Facebook followers are intent to show that it's not just Twitter that's causing social and political change at a grass roots level.  Earlier this year, one intrepid Facebook friend started a campaign to have Betty White host "Saturday Night Live." It turns out it was Betty who was the most skeptical of doing the gig, not producer Lorne Michaels, but the result was 550,000 plus fans helping to spur one of the better and memorable "SNL's" of the past few years.  Now, a new Facebook group wants to take White's resurgence to a new level by championing her candidacy to host of the 83rd Academy Awards.

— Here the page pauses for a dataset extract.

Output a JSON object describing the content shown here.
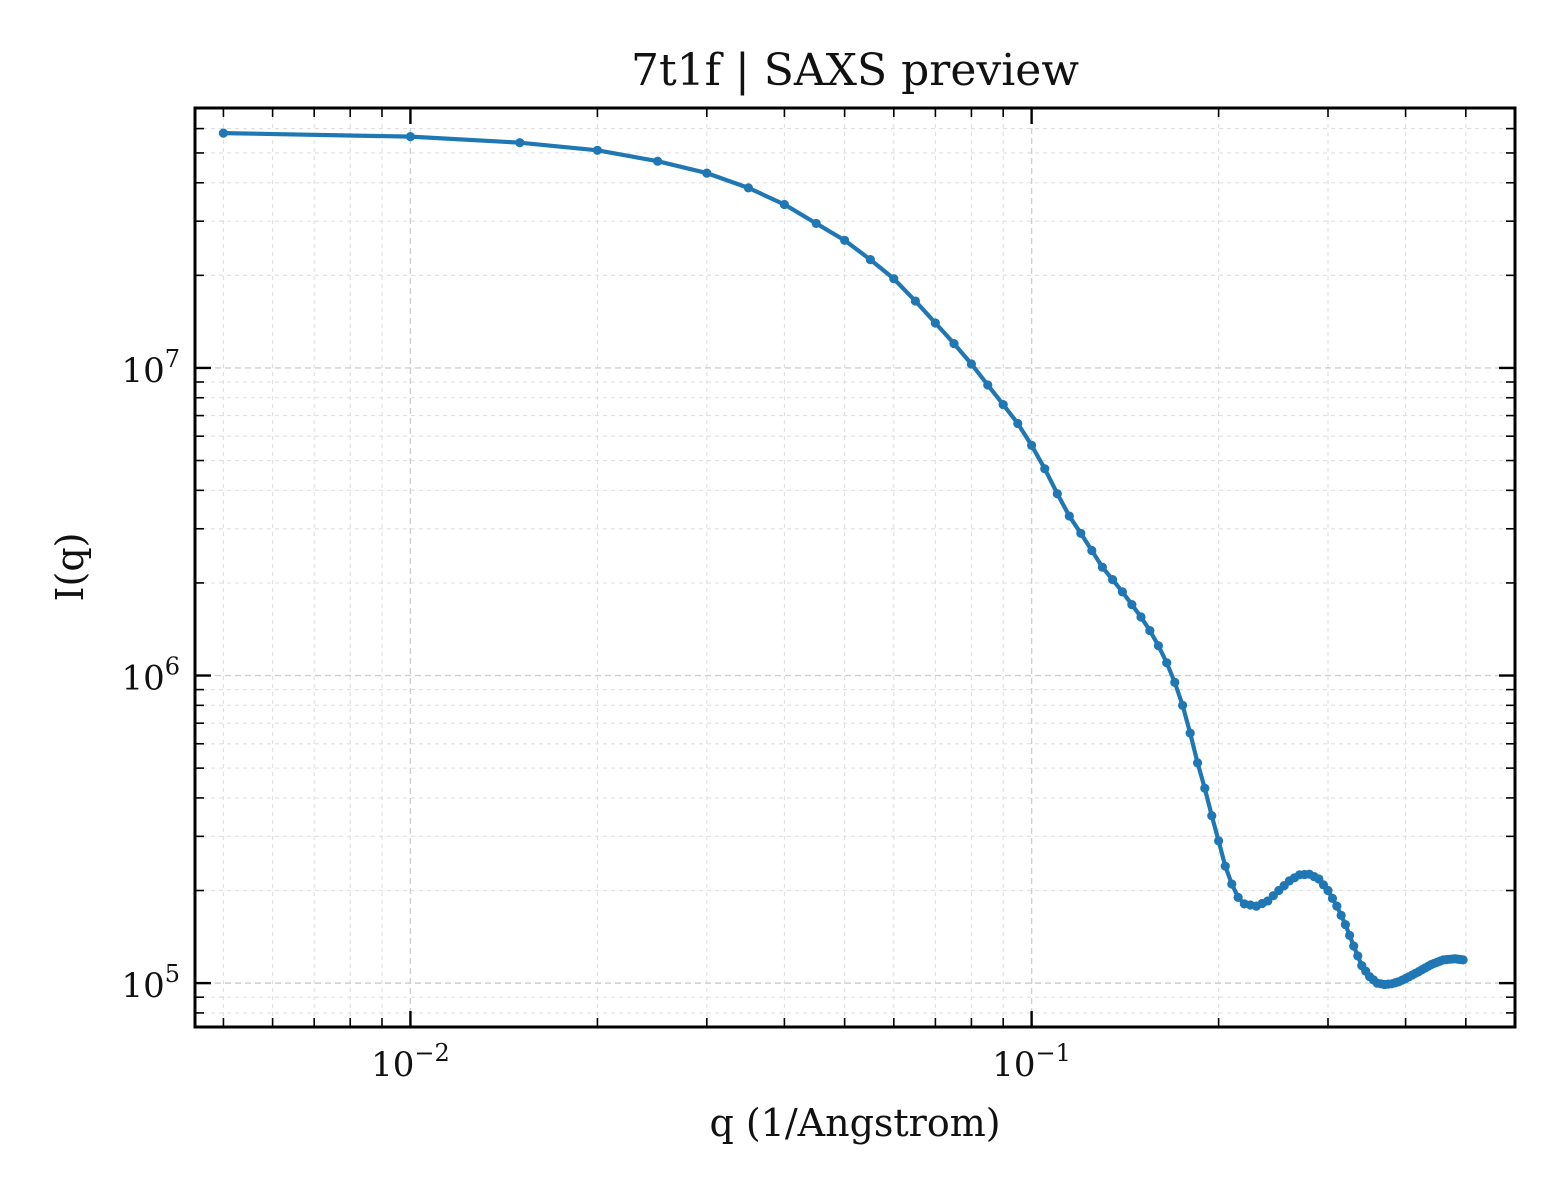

In just a few days, the group has grown to 90,000 plus and already gotten the Academy's attention. AMPAS publicity head Leslie Unger told the Associated Press that the Academy plans to continue with its protocol of allowing the producers to select the host that will best serve the show they're trying to put together.  The statement isn't really a "no," but she's certainly trying to close the door as politely as possible.

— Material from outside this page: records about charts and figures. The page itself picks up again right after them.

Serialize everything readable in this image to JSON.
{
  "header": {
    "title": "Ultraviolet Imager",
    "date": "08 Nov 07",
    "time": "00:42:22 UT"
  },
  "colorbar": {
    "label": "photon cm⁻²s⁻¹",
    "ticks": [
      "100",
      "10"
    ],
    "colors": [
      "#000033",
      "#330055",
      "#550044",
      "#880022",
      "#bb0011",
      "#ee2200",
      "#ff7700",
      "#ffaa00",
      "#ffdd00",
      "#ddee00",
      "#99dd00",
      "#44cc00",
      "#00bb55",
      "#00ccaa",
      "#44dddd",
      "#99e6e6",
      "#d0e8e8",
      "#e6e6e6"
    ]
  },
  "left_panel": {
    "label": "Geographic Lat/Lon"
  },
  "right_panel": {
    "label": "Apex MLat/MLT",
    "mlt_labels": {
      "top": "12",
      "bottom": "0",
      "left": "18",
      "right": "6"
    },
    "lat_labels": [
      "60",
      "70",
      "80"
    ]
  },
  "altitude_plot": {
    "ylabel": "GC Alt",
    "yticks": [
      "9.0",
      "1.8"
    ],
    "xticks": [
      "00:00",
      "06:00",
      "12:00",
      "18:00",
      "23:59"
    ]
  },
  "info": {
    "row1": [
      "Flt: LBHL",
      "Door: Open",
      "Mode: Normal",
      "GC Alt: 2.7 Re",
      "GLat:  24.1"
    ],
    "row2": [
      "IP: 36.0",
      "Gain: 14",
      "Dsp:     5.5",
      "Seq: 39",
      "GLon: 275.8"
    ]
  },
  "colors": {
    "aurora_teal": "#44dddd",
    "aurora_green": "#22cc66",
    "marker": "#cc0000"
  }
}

The 88-year-old legend has never retired from acting, but the last year or so has found her with renewed fame that began with a scene-stealing role in the hit romantic comedy "The Proposal," a memorable SAG Awards lifetime achievement award speech and a hilarious Snickers commercial which aired during Super Bowl XLIV.  White's comeback continues when she returns to the big screen this September alongside Kristen Bell in the comedy "You Again."

White hasn't publicly commented on the campaign yet, but her fan's biggest problem is that she's probably better suited to host the Emmy Awards than the Oscars.  The former "Golden Girls" and "The Mary Tyler Moore Show" star has won four Emmy statues and be nominated a staggering 14 times. Jimmy Fallon already has that gig, but it wouldn't be surprising to see Ms. White show up for a cameo this year (hint, hint).

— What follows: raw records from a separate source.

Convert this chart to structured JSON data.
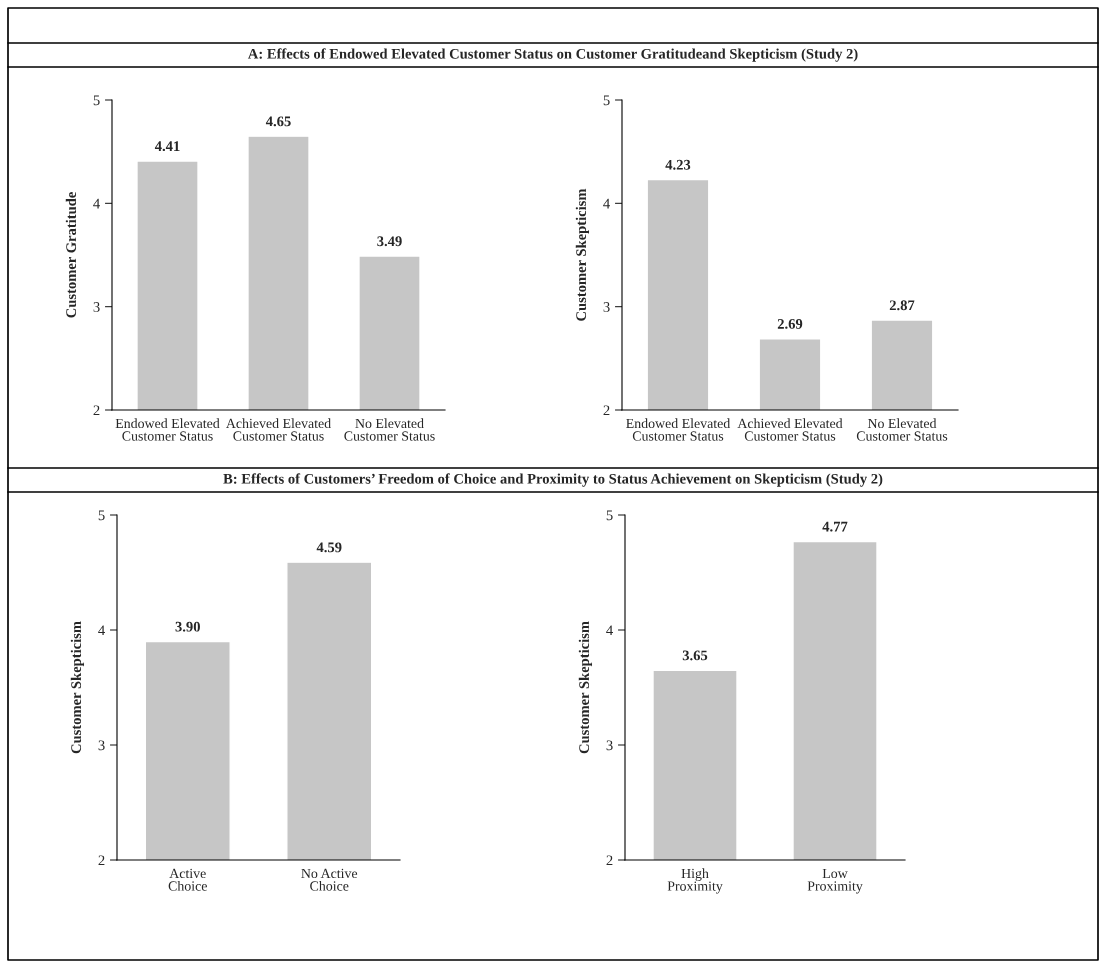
{
  "chart_data": [
    {
      "type": "bar",
      "title": "A: Effects of Endowed Elevated Customer Status on Customer Gratitudeand Skepticism (Study 2)",
      "ylabel": "Customer Gratitude",
      "categories": [
        "Endowed Elevated\nCustomer Status",
        "Achieved Elevated\nCustomer Status",
        "No Elevated\nCustomer Status"
      ],
      "values": [
        4.41,
        4.65,
        3.49
      ],
      "value_labels": [
        "4.41",
        "4.65",
        "3.49"
      ],
      "color": "#c6c6c6",
      "ylim": [
        2,
        5
      ],
      "yticks": [
        2,
        3,
        4,
        5
      ],
      "grid": false,
      "legend": false
    },
    {
      "type": "bar",
      "ylabel": "Customer Skepticism",
      "categories": [
        "Endowed Elevated\nCustomer Status",
        "Achieved Elevated\nCustomer Status",
        "No Elevated\nCustomer Status"
      ],
      "values": [
        4.23,
        2.69,
        2.87
      ],
      "value_labels": [
        "4.23",
        "2.69",
        "2.87"
      ],
      "color": "#c6c6c6",
      "ylim": [
        2,
        5
      ],
      "yticks": [
        2,
        3,
        4,
        5
      ],
      "grid": false,
      "legend": false
    },
    {
      "type": "bar",
      "title": "B: Effects of Customers’ Freedom of Choice and Proximity to Status Achievement on Skepticism (Study 2)",
      "ylabel": "Customer Skepticism",
      "categories": [
        "Active\nChoice",
        "No Active\nChoice"
      ],
      "values": [
        3.9,
        4.59
      ],
      "value_labels": [
        "3.90",
        "4.59"
      ],
      "color": "#c6c6c6",
      "ylim": [
        2,
        5
      ],
      "yticks": [
        2,
        3,
        4,
        5
      ],
      "grid": false,
      "legend": false
    },
    {
      "type": "bar",
      "ylabel": "Customer Skepticism",
      "categories": [
        "High\nProximity",
        "Low\nProximity"
      ],
      "values": [
        3.65,
        4.77
      ],
      "value_labels": [
        "3.65",
        "4.77"
      ],
      "color": "#c6c6c6",
      "ylim": [
        2,
        5
      ],
      "yticks": [
        2,
        3,
        4,
        5
      ],
      "grid": false,
      "legend": false
    }
  ]
}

As for legitimately hosting the Academy Awards, her new legion of followers may find it hard to believe but White doesn't necessarily have the personality or acumen to host an entire show.  As Alec Baldwin showed this past March as an Oscar co-host, some award show appearances are better kept short.

In the meantime, a campaign has already begun to get Carol Burnett to host "Saturday Night Live" and the Academy has begun a new search for someone to produce 2011's show after March's uninspired setback.

Still, it would be fun to see  Ms. White make some sort of appearance on next year's telecast wouldn't it?